Wasted Orange Peels Turn Barren Landscape Into Dense Forest


One company's discarded orange peels turned out to be pretty fruitful for a degraded plot of Costa Rican pasture. Daniel Janzen and Winnie Hallwachs
One company's discarded orange peels turned out to be pretty fruitful for a degraded plot of Costa Rican pasture. Daniel Janzen and Winnie Hallwachs

Imagine if some of Earth's most barren wastelands could be transformed into dense, productive forests by the most unlikely of helpers: discarded fruit peels.

It sounds like wishful thinking, but that's exactly what happened in the 1990s during a promising ecological experiment. Orange juice manufacturer Del Oro plunked 12,000 metric tons (13,228 tons) of orange peels on top of bleak Costa Rican pastureland, eventually transforming it into a lush, fertile forest. But it's a success story that almost wasn't told.

Del Oro donated a 7-acre (3-hectare) plot on the edge of the Guanacaste Conservation Area after being approached by University of Pennsylvania researchers Daniel Janzen and Winnie Hallwachs, who wondered how the company's discarded orange peels could benefit the soil. In 1998, the company deposited 1,000 truckloads of orange skins onto the degraded land as part of the agreement. But rival orange squeezer TicoFruit sued Del Oro a year into the contract, claiming the company was "defiling a national park." Costa Rica's Supreme Court agreed, and after only two years, the experiment came to a halt.

That could have been the end of the story, were it not for Timothy Treuer, a curious ecologist at Princeton University. In 2013, Treuer and a team of researchers traveled to Costa Rica for unrelated research and decided to look up the orange peel plot. The site's sign was so covered with vines and the land so densely filled with trees that it took the team years and dozens of site visits to discover it.

The team sampled and studied the soil at the site and compared it to samples that were taken in 2000. It also noted tree diameter and species from the orange peel site and that of a nearby pasture that wasn't treated with peels. The researchers found that the treated area had richer soil, more tree biomass and a broader variety of tree species, including a fig tree with a circumference equivalent to three arm spans.

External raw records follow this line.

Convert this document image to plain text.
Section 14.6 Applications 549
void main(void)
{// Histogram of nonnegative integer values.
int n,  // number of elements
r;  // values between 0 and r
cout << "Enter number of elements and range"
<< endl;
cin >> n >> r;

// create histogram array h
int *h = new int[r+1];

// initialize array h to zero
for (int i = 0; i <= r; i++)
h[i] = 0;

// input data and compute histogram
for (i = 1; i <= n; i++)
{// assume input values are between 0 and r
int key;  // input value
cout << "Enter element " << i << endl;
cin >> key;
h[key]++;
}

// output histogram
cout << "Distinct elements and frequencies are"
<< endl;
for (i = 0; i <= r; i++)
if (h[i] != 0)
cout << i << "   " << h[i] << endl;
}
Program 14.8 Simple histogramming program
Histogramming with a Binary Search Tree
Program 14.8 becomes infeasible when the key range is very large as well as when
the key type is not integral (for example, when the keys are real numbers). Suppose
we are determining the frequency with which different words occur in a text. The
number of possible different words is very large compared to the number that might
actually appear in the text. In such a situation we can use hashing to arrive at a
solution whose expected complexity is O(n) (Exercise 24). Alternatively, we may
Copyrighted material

Pasture that didn't get the orange peel treatment (L) wasn't nearly as densely vegetated or species-rich as the orange peel site (R).
Pasture that didn't get the orange peel treatment (L) wasn't nearly as densely vegetated or species-rich as the orange peel site (R).
Tim Treuer

The precise reasons for this 176 percent increase in aboveground biomass are still being investigated, but the researchers contend dumping massive amounts of nutrient-rich organic waste had a nearly immediate effect on the land's fertility, changing its lifeless soil into a thick, rich, loamy mixture. It's also probable that the orange peels suppressed growth of an invasive grass that was keeping the forest from flourishing, the researchers proposed.

Not only is the rediscovery of the experiment a boon for barren landscapes and agricultural waste, but it also could have a major impact on Earth. If more companies institute similar environmentally friendly solutions to waste, the resulting richly vegetated land could help isolate harmful carbon dioxide in the air and improve Earth's polluted atmosphere.